Hillary Clinton is running to be President Barack Obama’s heir, but there’s one aspect of his legacy that she’ll want to avoid imitating: his disastrous performance in the first presidential debate against Mitt Romney in 2012. is remembered as an unmitigated disaster, one that some pundits at the time thought was fatal to Obama’s re-election bid. According to a CNN/Opinion Research poll at the time, 67 percent thought Romney won the debate versus 25 percent who thought Obama came out best. On his blog, Andrew Sullivan wailed, “I’ve never seen a candidate self-destruct for no external reason this late in a campaign before... But when a president self-immolates on live TV, and his opponent shines with lies and smiles, and a record number of people watch, it’s hard to see how a president and his party recover.” Sullivan was wrong to be so pessimistic. Obama learned from his mistakes and handily won the subsequent two debates.
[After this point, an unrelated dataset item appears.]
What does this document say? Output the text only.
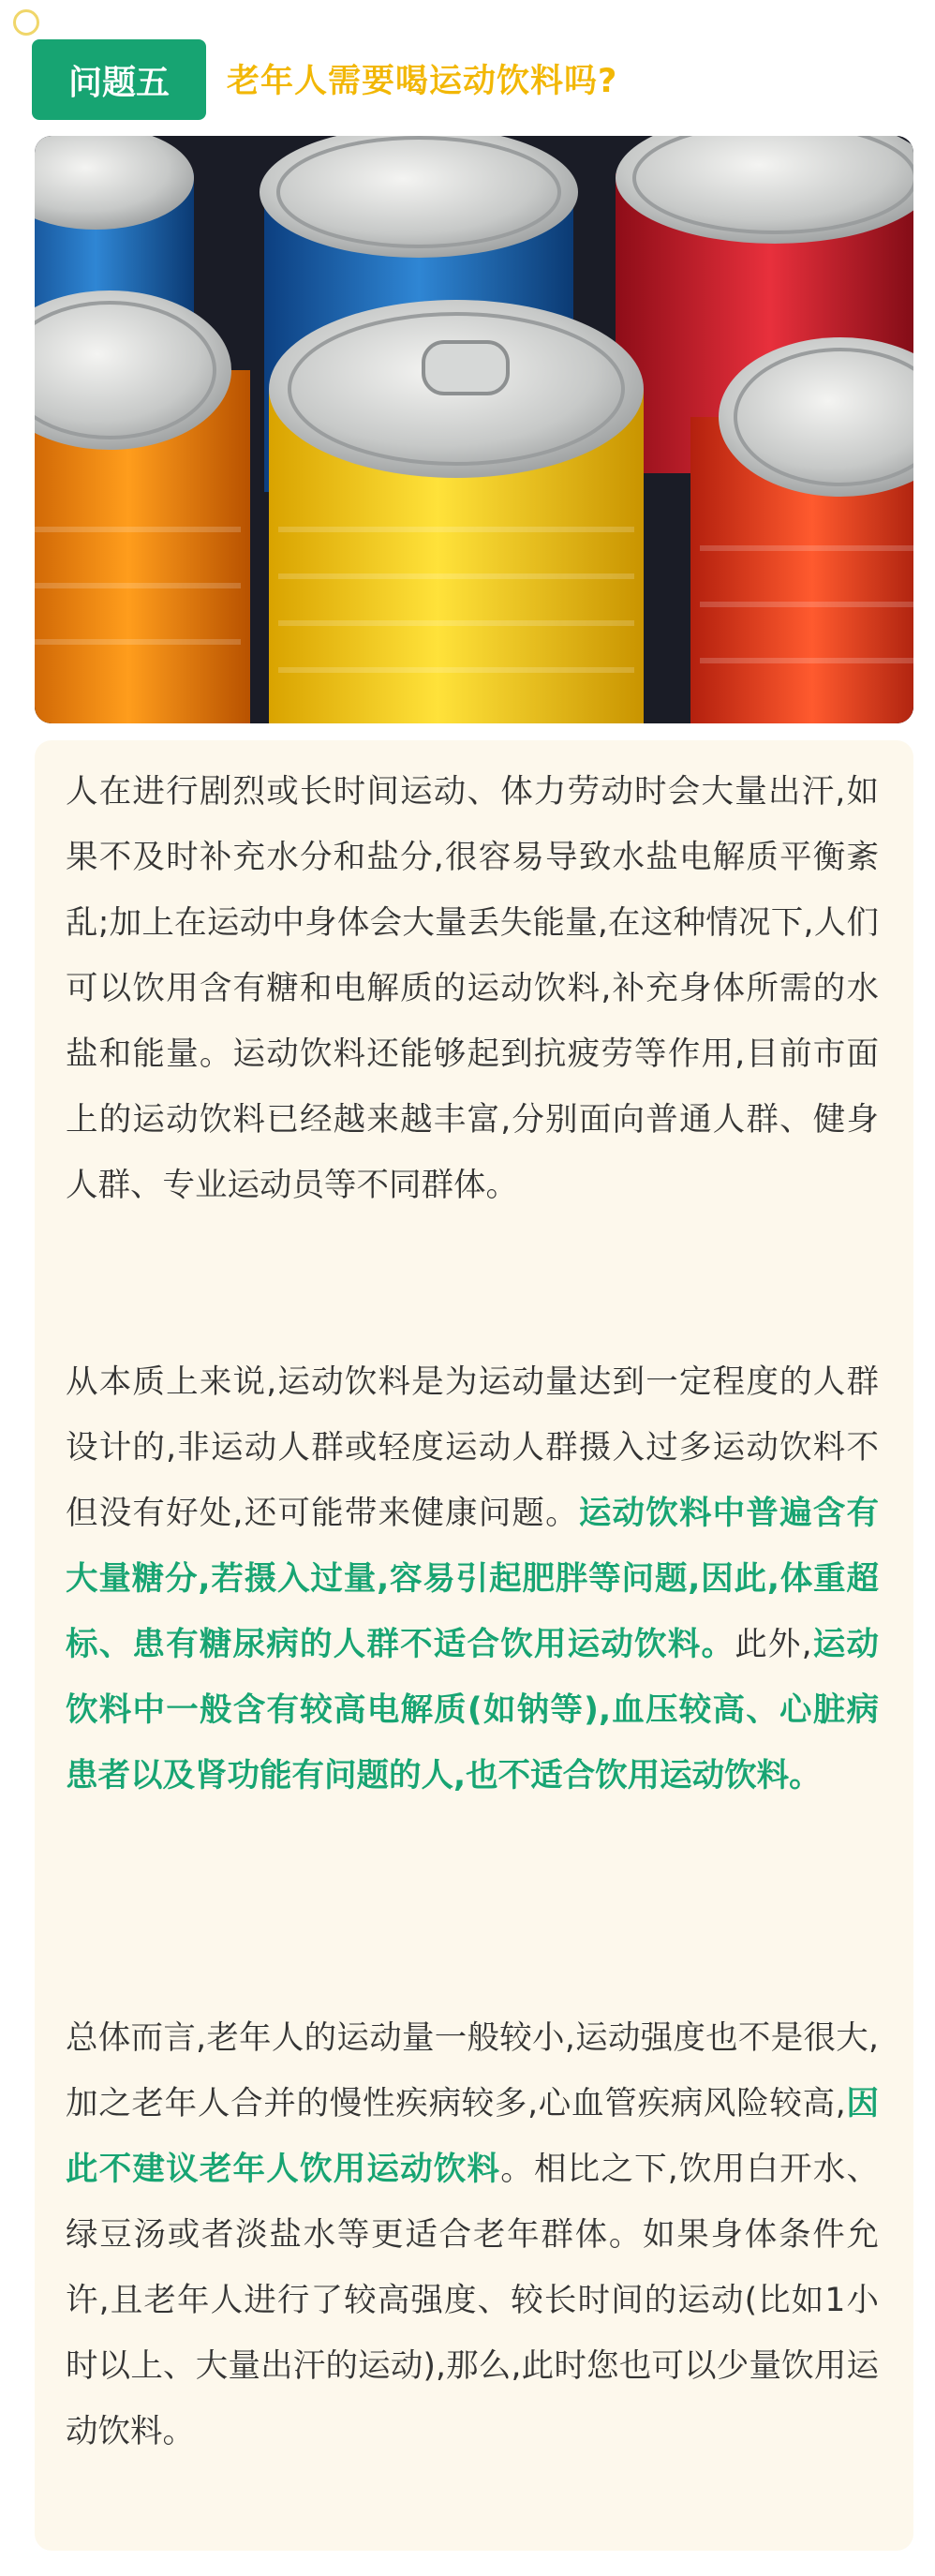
问题五	老年人需要喝运动饮料吗?
人在进行剧烈或长时间运动、体力劳动时会大量出汗,如果不及时补充水分和盐分,很容易导致水盐电解质平衡紊乱;加上在运动中身体会大量丢失能量,在这种情况下,人们可以饮用含有糖和电解质的运动饮料,补充身体所需的水盐和能量。运动饮料还能够起到抗疲劳等作用,目前市面上的运动饮料已经越来越丰富,分别面向普通人群、健身人群、专业运动员等不同群体。
从本质上来说,运动饮料是为运动量达到一定程度的人群设计的,非运动人群或轻度运动人群摄入过多运动饮料不但没有好处,还可能带来健康问题。运动饮料中普遍含有大量糖分,若摄入过量,容易引起肥胖等问题,因此,体重超标、患有糖尿病的人群不适合饮用运动饮料。此外,运动饮料中一般含有较高电解质(如钠等),血压较高、心脏病患者以及肾功能有问题的人,也不适合饮用运动饮料。
总体而言,老年人的运动量一般较小,运动强度也不是很大,加之老年人合并的慢性疾病较多,心血管疾病风险较高,因此不建议老年人饮用运动饮料。相比之下,饮用白开水、绿豆汤或者淡盐水等更适合老年群体。如果身体条件允许,且老年人进行了较高强度、较长时间的运动(比如1小时以上、大量出汗的运动),那么,此时您也可以少量饮用运动饮料。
Obama’s performance in 2012, both his initial failure and what he learned from it, are pertinent to Clinton. While Mitt Romney and Donald Trump are usually classified as belonging to two radically opposed wings of the Republican Party, they have some salient similarities. Both are Benghazi-obsessed businessmen who present themselves as old-fashioned go-getters who know how to do the job, as against their incompetent Democratic opponents. It’s the appeal to pragmatic business competence that allowed Romney to re-invent himself as a moderate in the first debate even though he had run as a hard-right conservative in the primaries. The big worry among Democrats is that Trump will pull off a similar trick in the first debate, presenting himself on his best behavior so the public forgets about all his earlier antics.
Several lessons can be gleaned from Obama’s failure in the first debate:
1. Be prepared for a slippery opponent. Obama didn’t anticipate that Romney would audaciously try to pass himself off as a genial, Massachusetts-moderate Republican. For the subsequent debates, Obama came prepared with handy soundbites to remind the audience of Romney various liabilities (the “47 percent” recording, opposing the Detroit bailout, calling for self-deportations of immigrants). Clinton has to be similarly ready to remind people why they don’t like Trump.
2. Don’t be so defensive that you get lost in the weeds. As former Obama speechwriter Jon Favreau recalls, Obama went into the first debate with a chip on his shoulder. The president felt that Romney had been lying about Obama’s record and he wanted to set things straight. According to Favreau, Obama “kept asking for more policy briefings. He would speak in wonk and throw out acronyms during prep.” Clinton is by inclination just as much a policy wonk as Obama, and like him she’ll be inclined to be defensive about her record. So it’s imperative to look at the example of Obama’s second and third debates with Romney, where thanks to aids he had learned to avoid the detailed lectures that bogged him down the first time.
3. Accept that debates are not intellectual exercises but political theater. As Favreau notes, “Obama hates debating. The first time I helped him prep, in August of 2007, he couldn’t stop complaining about the phony, gladiatorial nature of these performances, which are often a highly subjective test of style and demeanor over substance and accuracy.” The problem with this sort of attitude is that it cedes the stage to those who gleefully accept that debates are performances. And there’s no bigger political showman than Trump himself. In order to improve his debating style, Obama had to give up the illusion that he and Romney were there to thrash out competing philosophies of government. The purpose of a debate is to forcefully push your talking points, even if that means ignoring your opponent’s points.
4. Don’t panic. Perhaps the greatest lesson Obama offered in 2012 was the value of remaining resolute. Even as supporters like Andrew Sullivan were in meltdown mode, Obama didn’t let his poor showing in the fist debate demoralize him. He figured out what went wrong the first time and improved his game. Even if Clinton botches tonight, she has two more cracks at bat.